The International Labour Organisation and UNICEF warned on Friday that the economic impact of the pandemic in developing countries may force millions of desperate families to send their children to work. 94 million youngsters have escaped child labour in the last twenty years, and that progress is now at risk. In addition, children already working may face longer hours and poorer conditions.

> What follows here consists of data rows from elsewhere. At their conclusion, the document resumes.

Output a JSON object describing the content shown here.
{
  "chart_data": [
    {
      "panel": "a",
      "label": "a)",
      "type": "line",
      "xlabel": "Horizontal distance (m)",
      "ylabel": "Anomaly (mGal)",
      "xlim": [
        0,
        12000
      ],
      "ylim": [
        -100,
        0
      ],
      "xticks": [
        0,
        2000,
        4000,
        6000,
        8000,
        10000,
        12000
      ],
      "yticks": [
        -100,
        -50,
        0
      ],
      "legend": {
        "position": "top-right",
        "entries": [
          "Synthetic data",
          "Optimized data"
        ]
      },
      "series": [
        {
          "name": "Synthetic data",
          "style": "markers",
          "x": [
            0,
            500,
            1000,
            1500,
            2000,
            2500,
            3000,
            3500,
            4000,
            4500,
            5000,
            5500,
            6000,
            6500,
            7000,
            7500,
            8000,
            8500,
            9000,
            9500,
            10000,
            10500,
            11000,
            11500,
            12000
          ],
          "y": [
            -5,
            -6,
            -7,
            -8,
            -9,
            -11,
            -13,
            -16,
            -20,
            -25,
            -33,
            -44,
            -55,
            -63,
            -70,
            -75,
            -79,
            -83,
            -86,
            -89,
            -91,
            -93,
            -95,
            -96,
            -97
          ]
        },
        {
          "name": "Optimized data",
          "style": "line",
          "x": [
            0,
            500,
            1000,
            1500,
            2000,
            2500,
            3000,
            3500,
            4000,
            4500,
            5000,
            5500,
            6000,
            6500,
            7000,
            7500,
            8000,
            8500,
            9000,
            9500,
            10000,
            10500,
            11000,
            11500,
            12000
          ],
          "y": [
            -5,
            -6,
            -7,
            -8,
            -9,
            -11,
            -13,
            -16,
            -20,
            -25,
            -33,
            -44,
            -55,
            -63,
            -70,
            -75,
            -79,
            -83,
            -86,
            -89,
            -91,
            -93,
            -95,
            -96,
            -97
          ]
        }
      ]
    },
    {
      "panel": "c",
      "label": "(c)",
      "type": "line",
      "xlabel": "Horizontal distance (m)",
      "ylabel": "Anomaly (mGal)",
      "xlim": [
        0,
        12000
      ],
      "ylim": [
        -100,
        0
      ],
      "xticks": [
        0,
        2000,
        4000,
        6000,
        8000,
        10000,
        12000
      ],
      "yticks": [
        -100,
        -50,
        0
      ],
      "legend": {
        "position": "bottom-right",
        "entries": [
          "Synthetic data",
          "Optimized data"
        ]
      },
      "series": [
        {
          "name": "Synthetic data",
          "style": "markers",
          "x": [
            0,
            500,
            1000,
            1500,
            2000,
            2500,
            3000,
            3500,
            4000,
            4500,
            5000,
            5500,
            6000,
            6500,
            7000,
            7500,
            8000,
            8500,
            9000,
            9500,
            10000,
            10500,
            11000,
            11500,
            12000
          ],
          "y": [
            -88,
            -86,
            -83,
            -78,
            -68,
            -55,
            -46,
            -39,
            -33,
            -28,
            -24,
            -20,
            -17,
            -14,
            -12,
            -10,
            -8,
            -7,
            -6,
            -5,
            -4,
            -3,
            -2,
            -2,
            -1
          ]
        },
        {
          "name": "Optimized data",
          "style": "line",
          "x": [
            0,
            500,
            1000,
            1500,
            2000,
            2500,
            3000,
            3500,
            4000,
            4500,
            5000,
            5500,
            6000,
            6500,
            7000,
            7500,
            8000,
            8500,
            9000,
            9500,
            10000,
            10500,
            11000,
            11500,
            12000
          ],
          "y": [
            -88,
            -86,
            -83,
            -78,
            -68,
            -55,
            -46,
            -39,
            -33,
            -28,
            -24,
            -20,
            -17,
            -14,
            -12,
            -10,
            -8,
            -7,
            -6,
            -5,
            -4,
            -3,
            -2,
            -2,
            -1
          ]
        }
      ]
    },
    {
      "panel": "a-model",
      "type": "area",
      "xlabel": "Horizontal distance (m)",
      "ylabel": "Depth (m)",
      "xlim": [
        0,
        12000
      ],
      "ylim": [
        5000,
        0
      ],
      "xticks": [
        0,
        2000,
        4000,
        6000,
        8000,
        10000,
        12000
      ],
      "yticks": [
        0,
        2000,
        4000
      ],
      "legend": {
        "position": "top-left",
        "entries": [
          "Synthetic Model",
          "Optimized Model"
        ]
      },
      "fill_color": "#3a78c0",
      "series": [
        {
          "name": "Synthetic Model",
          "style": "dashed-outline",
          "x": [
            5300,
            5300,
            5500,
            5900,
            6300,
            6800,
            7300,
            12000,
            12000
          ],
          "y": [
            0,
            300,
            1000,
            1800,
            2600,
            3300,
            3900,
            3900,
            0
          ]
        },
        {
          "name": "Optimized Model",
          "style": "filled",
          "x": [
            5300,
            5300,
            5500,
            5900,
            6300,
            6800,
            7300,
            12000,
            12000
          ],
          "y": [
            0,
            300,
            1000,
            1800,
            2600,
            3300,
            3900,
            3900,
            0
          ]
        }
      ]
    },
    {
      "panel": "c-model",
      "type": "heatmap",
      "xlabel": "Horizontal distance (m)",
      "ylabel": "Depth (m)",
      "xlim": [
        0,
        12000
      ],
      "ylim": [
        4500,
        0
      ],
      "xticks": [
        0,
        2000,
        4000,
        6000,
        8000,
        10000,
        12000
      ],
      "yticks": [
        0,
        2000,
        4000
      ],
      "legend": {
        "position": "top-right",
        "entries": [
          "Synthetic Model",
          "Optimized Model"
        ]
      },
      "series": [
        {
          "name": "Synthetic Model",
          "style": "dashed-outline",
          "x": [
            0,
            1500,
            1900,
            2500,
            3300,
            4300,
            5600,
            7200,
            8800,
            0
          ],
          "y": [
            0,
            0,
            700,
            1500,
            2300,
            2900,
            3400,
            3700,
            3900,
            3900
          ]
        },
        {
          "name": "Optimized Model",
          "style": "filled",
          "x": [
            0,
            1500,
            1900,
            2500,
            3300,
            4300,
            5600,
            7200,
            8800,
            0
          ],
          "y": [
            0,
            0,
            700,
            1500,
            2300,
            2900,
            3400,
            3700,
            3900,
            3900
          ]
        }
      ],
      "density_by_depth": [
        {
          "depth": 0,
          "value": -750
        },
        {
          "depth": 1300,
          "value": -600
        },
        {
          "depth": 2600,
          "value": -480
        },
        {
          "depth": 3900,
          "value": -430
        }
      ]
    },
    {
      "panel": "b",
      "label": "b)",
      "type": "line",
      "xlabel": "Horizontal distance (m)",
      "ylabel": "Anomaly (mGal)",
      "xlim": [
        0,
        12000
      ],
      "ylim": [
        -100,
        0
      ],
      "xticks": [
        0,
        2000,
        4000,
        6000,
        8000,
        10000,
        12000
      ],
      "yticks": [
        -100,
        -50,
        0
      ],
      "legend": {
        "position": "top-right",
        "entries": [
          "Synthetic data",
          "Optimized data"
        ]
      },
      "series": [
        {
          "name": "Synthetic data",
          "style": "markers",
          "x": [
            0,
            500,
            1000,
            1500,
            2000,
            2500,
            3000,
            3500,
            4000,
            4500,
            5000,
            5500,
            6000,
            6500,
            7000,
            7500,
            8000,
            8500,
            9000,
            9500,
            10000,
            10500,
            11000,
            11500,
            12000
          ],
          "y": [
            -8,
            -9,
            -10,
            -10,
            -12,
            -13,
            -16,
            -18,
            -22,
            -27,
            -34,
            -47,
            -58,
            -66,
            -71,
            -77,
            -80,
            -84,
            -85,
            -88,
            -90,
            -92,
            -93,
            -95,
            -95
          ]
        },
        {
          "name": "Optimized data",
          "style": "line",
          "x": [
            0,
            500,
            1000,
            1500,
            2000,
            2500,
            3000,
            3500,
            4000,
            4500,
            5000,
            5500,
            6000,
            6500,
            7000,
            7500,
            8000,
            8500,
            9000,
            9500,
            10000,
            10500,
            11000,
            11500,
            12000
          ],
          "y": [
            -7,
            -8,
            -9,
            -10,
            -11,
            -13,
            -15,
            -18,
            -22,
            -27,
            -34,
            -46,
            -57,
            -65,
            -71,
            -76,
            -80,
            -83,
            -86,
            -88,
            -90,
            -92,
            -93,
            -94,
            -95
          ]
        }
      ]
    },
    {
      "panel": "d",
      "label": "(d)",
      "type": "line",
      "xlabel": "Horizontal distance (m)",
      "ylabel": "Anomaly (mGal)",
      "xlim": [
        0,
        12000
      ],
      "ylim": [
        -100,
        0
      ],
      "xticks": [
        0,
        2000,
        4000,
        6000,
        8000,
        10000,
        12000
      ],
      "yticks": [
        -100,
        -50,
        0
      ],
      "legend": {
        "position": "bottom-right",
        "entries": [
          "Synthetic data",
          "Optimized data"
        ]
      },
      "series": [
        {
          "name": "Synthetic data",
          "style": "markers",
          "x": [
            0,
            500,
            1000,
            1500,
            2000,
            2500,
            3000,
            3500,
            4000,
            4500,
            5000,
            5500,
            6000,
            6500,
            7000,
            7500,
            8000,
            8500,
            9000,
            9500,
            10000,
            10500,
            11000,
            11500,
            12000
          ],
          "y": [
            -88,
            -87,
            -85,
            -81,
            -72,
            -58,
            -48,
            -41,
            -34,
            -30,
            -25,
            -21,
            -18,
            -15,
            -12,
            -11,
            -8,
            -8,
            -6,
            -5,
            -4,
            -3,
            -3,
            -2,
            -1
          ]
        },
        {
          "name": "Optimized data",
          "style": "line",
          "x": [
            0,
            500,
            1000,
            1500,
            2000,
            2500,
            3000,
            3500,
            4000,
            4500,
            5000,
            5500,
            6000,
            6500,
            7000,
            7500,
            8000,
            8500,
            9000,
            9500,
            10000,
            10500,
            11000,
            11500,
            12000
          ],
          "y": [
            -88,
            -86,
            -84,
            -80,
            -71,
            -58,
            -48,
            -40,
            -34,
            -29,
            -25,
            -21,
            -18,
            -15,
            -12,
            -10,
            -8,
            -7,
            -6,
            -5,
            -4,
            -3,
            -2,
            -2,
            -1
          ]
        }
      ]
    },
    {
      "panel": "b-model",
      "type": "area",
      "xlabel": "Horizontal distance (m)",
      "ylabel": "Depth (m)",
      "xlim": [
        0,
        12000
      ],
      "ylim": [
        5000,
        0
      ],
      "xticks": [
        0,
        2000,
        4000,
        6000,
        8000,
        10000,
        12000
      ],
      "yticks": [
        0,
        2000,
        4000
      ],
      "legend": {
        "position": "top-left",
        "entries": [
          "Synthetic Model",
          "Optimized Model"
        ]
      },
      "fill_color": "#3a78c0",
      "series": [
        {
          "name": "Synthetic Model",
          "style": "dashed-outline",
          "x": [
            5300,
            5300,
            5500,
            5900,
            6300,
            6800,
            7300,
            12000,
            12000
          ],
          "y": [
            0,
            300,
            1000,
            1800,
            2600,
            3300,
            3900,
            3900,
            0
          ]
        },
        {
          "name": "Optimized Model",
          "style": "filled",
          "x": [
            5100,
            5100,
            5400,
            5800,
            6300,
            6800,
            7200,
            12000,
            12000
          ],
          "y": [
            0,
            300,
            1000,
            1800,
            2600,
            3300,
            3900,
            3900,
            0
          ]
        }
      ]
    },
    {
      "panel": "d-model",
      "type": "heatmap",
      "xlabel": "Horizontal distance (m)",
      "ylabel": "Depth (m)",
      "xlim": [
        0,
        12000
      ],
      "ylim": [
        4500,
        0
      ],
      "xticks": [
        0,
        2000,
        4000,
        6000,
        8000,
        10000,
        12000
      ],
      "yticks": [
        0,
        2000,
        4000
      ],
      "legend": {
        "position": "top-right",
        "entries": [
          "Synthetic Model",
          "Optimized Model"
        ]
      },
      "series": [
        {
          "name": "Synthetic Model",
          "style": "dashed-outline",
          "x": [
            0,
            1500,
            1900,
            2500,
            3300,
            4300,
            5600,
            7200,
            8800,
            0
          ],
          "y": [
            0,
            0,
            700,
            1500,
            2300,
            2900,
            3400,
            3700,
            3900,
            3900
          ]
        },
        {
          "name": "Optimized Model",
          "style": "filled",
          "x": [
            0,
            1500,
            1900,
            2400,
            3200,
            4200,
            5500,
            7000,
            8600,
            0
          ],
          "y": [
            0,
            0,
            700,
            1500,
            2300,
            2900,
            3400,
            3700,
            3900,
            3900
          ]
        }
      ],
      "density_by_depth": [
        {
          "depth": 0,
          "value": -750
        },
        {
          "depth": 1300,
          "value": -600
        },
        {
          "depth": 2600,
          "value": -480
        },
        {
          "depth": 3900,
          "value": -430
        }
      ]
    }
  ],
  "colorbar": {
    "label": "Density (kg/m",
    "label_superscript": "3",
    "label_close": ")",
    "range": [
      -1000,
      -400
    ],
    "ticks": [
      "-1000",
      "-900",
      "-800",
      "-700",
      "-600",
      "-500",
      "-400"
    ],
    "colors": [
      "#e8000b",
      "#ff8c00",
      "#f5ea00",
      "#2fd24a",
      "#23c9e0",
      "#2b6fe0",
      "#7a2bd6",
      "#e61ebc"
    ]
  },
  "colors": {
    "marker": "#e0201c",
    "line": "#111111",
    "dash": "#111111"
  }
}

The United Nations has previously warned that millions of children may die in the coming years because of disruption to vaccination programmes. By early June, at least 68 nations had been affected by strain on healthcare services and supply problems, and some have suspended vaccinations completely. Already an estimated 80 million babies have missed vaccinations. Experts say that diseases like measles, cholera, polio, diphtheria and yellow fever may make a comeback.
It is a reminder that the fight against infectious diseases is a continuous one and that the triumphs of modern medicine are fragile. Jacinda Ardern spoke about coronavirus at her briefing on Monday, but she could have been speaking about any of humankind’s historic ailments when she said that “elimination is not a point in time, it is a sustained effort.”